Gianfranco Franchi (Trieste, 1978), laureato in Lettere Moderne (2002), ha coordinato due riviste letterarie universitarie romane, Ouverture (1998-2001) e Der Wunderwagen (2000-2003) e il portale indipendente di comunicazione e critica letteraria e dello spettacolo Lankelot.com (2003. Lankelot.eu dal 2006). Ha pubblicato narrativa: “Disorder” (Il Foglio Letterario, 2006) e poesia: “L’imperfezione – Opera III” (Edizioni dell'Oleandro, 2002) e “Ombra della Fontana. (2003; e-book di Kult Virtual Press nel febbraio 2006).
A fine settembre 2007 uscirà il primo romanzo, "Pagano" sempre per Il Foglio Letterario.

In antologia: poesie in “Ragioni e canoni del corpo”, (Asefi, 2001) e “Folia sine nomine secunda”, (Marsilio, 2005) a cura di Luciano Troisio.

 Ha partecipato, tra il 2001 e il 2004, a diversi programmi radiofonici di letteratura e spettacolo. È stato curatore del catalogo di Plotnikov.

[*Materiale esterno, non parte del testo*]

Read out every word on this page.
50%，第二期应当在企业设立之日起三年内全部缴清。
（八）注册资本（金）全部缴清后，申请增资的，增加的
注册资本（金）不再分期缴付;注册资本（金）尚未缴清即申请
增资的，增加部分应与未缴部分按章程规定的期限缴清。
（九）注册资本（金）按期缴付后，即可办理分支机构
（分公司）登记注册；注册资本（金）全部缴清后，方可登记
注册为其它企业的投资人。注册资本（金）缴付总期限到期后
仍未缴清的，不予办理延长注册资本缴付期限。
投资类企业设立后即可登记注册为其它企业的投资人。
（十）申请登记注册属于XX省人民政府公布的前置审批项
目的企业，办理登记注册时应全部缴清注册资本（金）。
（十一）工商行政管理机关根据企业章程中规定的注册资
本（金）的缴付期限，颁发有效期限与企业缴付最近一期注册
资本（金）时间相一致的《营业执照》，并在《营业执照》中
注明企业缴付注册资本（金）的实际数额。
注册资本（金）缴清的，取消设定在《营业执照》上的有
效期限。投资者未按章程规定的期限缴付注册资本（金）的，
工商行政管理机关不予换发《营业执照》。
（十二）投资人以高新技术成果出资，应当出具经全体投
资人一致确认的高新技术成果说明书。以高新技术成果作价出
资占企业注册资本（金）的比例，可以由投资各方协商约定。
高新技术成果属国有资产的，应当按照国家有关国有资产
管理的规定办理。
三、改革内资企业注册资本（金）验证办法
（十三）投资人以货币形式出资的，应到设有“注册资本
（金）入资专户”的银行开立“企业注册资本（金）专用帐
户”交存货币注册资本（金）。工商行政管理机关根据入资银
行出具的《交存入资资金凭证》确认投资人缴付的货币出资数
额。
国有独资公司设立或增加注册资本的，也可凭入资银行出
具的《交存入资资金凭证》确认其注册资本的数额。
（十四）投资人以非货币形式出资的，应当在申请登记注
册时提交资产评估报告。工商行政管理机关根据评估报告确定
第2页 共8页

Collabora o ha collaborato, negli anni, con diverse testate, web e cartacee, con recensioni di libri, dischi e film; tra queste  Kult Underground, Books and Other Sorrows, SuperTrigger, Kaizenlab, La Rete On Line, Piazza Liberazione, Opifice, OcchiRossi, Anpi Magenta, Nuovi Autori, Beautiful Freaks, Carmina, Il Filo, Il Don Chisciotte, Lighea, Vetrine, Panorama (Fiume).

 

Ex editore delle Edizioni del Catalogo (2004-2005), ha scritto nel blog Al Sangue (2006-2007) con Simone Buttazzi e Paolo Mascheri.
Post lauream ha cambiato spesso lavoro, rimanendo tendenzialmente nell'ambito del variopinto mondo della carta stampata, con diversi incarichi: redattore, revisore di bozze, forumadmin, ufficio stampa, inseritore e selezionatore in agenzia di stampa, organizzatore eventi, webcopy, ideatore di format radio o web, speaker. Libero professionista dal 2007, attualmente tende discretamente a una allegra, disinvolta e italica precarietà.

 

 

 

Perché scrivi?

 

Perché è come respirare. Da bambino ero asmatico, non sapevo respirare.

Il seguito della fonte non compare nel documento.